Your personal data will only be passed on to third parties if this is in line with a legal obligation or a well-considered legitimate transfer, or if you have given your consent to the transfer. We are therefore always careful to ensure that we only pass on your data to organisations and for activities where this is authorised or otherwise permitted.
For scientific research, it is also possible that pseudonymised (i.e. coded and with no indication of your name or other directly identifiable information) or anonymised data (which can no longer be linked back to your identity) about you will be used and passed on to researchers.
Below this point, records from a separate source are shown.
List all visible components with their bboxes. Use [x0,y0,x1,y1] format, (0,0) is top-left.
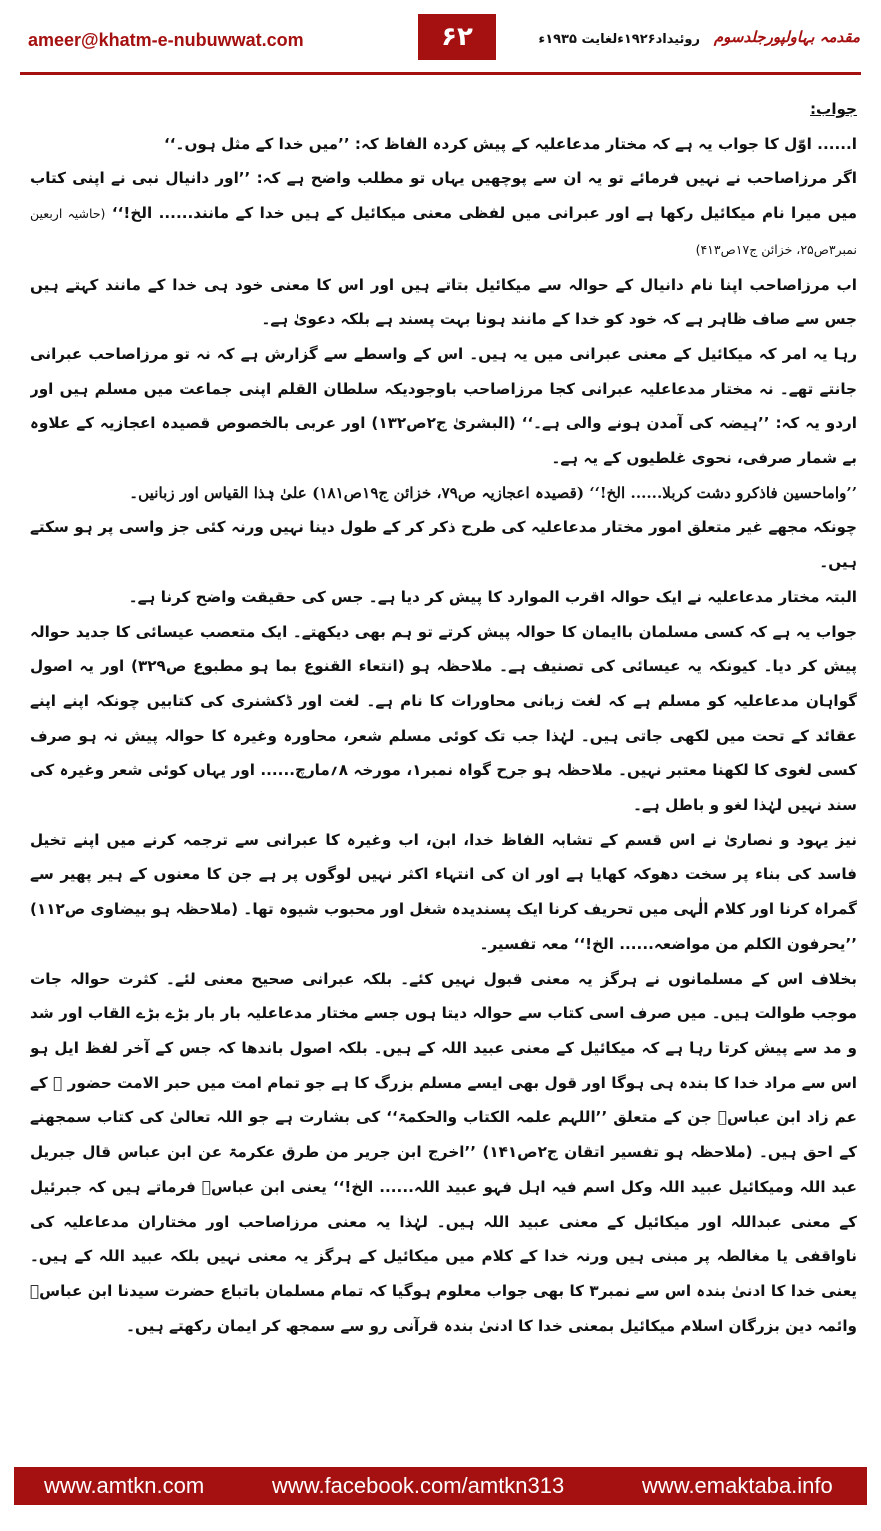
header-divider [20,72,861,75]
paragraph [30,823,857,962]
page-body [30,92,857,1444]
header-subtitle: روئیداد۱۹۲۶ءلغایت ۱۹۳۵ء [538,32,700,47]
paragraph [30,161,857,267]
paragraph [30,337,857,476]
citation: (حاشیہ اربعین نمبر۳ص۲۵، خزائن ج۱۷ص۴۱۳) [30,206,857,257]
paragraph-text: جواب یہ ہے کہ کسی مسلمان باایمان کا حوالہ پیش کرتے تو ہم بھی دیکھتے۔ ایک متعصب عیسائی کا جدید حوالہ پیش کر دیا۔ کیونکہ یہ عیسائی کی تصنیف ہے۔ ملاحظہ ہو (انتعاء القنوع بما ہو مطبوع ص۳۲۹) اور یہ اصول گواہان مدعاعلیہ کو مسلم ہے کہ لغت زبانی محاورات کا نام ہے۔ لغت اور ڈکشنری کی کتابیں چونکہ اپنے اپنے عقائد کے تحت میں لکھی جاتی ہیں۔ لہٰذا جب تک کوئی مسلم شعر، محاورہ وغیرہ کا حوالہ پیش نہ ہو صرف کسی لغوی کا لکھنا معتبر نہیں۔ ملاحظہ ہو جرح گواہ نمبر۱، مورخہ ۸؍مارچ...... اور یہاں کوئی شعر وغیرہ کی سند نہیں لہٰذا لغو و باطل ہے۔ [30,622,857,815]
paragraph-text: ’’واماحسین فاذکرو دشت کربلا...... الخ!‘‘ (قصیدہ اعجازیہ ص۷۹، خزائن ج۱۹ص۱۸۱) علیٰ ہٰذا القیاس اور زبانیں۔ [129,483,857,502]
paragraph [30,268,857,337]
paragraph-text: بخلاف اس کے مسلمانوں نے ہرگز یہ معنی قبول نہیں کئے۔ بلکہ عبرانی صحیح معنی لئے۔ کثرت حوالہ جات موجب طوالت ہیں۔ میں صرف اسی کتاب سے حوالہ دیتا ہوں جسے مختار مدعاعلیہ بار بار بڑے بڑے القاب اور شد و مد سے پیش کرتا رہا ہے کہ میکائیل کے معنی عبید اللہ کے ہیں۔ بلکہ اصول باندھا کہ جس کے آخر لفظ ایل ہو اس سے مراد خدا کا بندہ ہی ہوگا اور قول بھی ایسے مسلم بزرگ کا ہے جو تمام امت میں حبر الامت حضور ﷺ کے عم زاد ابن عباسؓ جن کے متعلق ’’اللہم علمہ الکتاب والحکمۃ‘‘ کی بشارت ہے جو اللہ تعالیٰ کی کتاب سمجھنے کے احق ہیں۔ (ملاحظہ ہو تفسیر اتقان ج۲ص۱۴۱) ’’اخرج ابن جریر من طرق عکرمۃ عن ابن عباس قال جبریل عبد اللہ ومیکائیل عبید اللہ وکل اسم فیہ اہل فہو عبید اللہ...... الخ!‘‘ یعنی ابن عباسؓ فرماتے ہیں کہ جبرئیل کے معنی عبداللہ اور میکائیل کے معنی عبید اللہ ہیں۔ لہٰذا یہ معنی مرزاصاحب اور مختاران مدعاعلیہ کی ناواقفی یا مغالطہ پر مبنی ہیں ورنہ خدا کے کلام میں میکائیل کے ہرگز یہ معنی نہیں بلکہ عبید اللہ کے ہیں۔ یعنی خدا کا ادنیٰ بندہ اس سے نمبر۳ کا بھی جواب معلوم ہوگیا کہ تمام مسلمان باتباع حضرت سیدنا ابن عباسؓ وائمہ دین بزرگان اسلام میکائیل بمعنی خدا کا ادنیٰ بندہ قرآنی رو سے سمجھ کر ایمان رکھتے ہیں۔ [30,969,857,1335]
paragraph-text: نیز یہود و نصاریٰ نے اس قسم کے تشابہ الفاظ خدا، ابن، اب وغیرہ کا عبرانی سے ترجمہ کرنے میں اپنے تخیل فاسد کی بناء پر سخت دھوکہ کھایا ہے اور ان کی انتہاء اکثر نہیں لوگوں پر ہے جن کا معنوں کے ہیر پھیر سے گمراہ کرنا اور کلام الٰہی میں تحریف کرنا ایک پسندیدہ شغل اور محبوب شیوہ تھا۔ (ملاحظہ ہو بیضاوی ص۱۱۲) ’’یحرفون الکلم من مواضعہ...... الخ!‘‘ معہ تفسیر۔ [30,830,857,953]
paragraph [30,476,857,511]
paragraph-text: البتہ مختار مدعاعلیہ نے ایک حوالہ اقرب الموارد کا پیش کر دیا ہے۔ جس کی حقیقت واضح کرنا ہے۔ [128,587,857,606]
paragraph-text: ا...... اوّل کا جواب یہ ہے کہ مختار مدعاعلیہ کے پیش کردہ الفاظ کہ: ’’میں خدا کے مثل ہوں۔‘‘ [164,134,857,153]
footer-link-amtkn[interactable]: www.amtkn.com [44,1473,205,1498]
footer-link-facebook[interactable]: www.facebook.com/amtkn313 [272,1473,565,1498]
footer-link-emaktaba[interactable]: www.emaktaba.info [642,1473,833,1498]
paragraph-text: اگر مرزاصاحب نے نہیں فرمائے تو یہ ان سے پوچھیں یہاں تو مطلب واضح ہے کہ: ’’اور دانیال نبی نے اپنی کتاب میں میرا نام میکائیل رکھا ہے اور عبرانی میں لفظی معنی میکائیل کے ہیں خدا کے مانند...... الخ!‘‘ [30,169,857,223]
paragraph [30,127,857,162]
page-header [0,0,881,80]
paragraph-text: چونکہ مجھے غیر متعلق امور مختار مدعاعلیہ کی طرح ذکر کر کے طول دینا نہیں ورنہ کئی جز واسی پر ہو سکتے ہیں۔ [30,518,857,572]
paragraph-text: اب مرزاصاحب اپنا نام دانیال کے حوالہ سے میکائیل بتاتے ہیں اور اس کا معنی خود ہی خدا کے مانند کہتے ہیں جس سے صاف ظاہر ہے کہ خود کو خدا کے مانند ہونا بہت پسند ہے بلکہ دعویٰ ہے۔ [30,275,857,329]
paragraph [30,615,857,823]
section-heading: جواب: [809,100,857,118]
book-title: مقدمہ بہاولپورجلدسوم [713,28,860,46]
paragraph [30,510,857,579]
paragraph-text: رہا یہ امر کہ میکائیل کے معنی عبرانی میں یہ ہیں۔ اس کے واسطے سے گزارش ہے کہ نہ تو مرزاصاحب عبرانی جانتے تھے۔ نہ مختار مدعاعلیہ عبرانی کجا مرزاصاحب باوجودیکہ سلطان القلم اپنی جماعت میں مسلم ہیں اور اردو یہ کہ: ’’ہیضہ کی آمدن ہونے والی ہے۔‘‘ (البشریٰ ج۲ص۱۳۲) اور عربی بالخصوص قصیدہ اعجازیہ کے علاوہ بے شمار صرفی، نحوی غلطیوں کے یہ ہے۔ [30,344,857,468]
paragraph [30,580,857,615]
page-number-badge: ۶۲ [418,14,496,60]
paragraph [30,962,857,1344]
header-email[interactable]: ameer@khatm-e-nubuwwat.com [28,30,304,50]
page-footer [14,1467,867,1505]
Such research is always approved in advance by an Ethics Committee and any processing of pseudonymised medical data is also always carried out under the responsibility of a physician.
Is your data stored securely?
ITM makes every effort to keep your data as confidential and secure as possible. To this end, we take the necessary security measures to minimise the risk of unauthorised access, loss or disclosure (e.g. through hacking). To this end, ITM implements a strict data protection policy for its employees and all employees sign a declaration of confidentiality.
What are your rights?
You always have the right to know what data we process about you, the purposes of the processing, and to whom we transfer it. You can also access this data and have it corrected where necessary. In some cases, you can also have your personal data deleted (the 'right to be forgotten'). To do so, or in case of complaints, contact Information Security by sending an e-mail to firstname.lastname@example.org or calling to +32 (0)3 247 07 43.
If you believe that ITM is not processing your data appropriately, you also always have the right to lodge a complaint with the Belgian Data Protection Authority.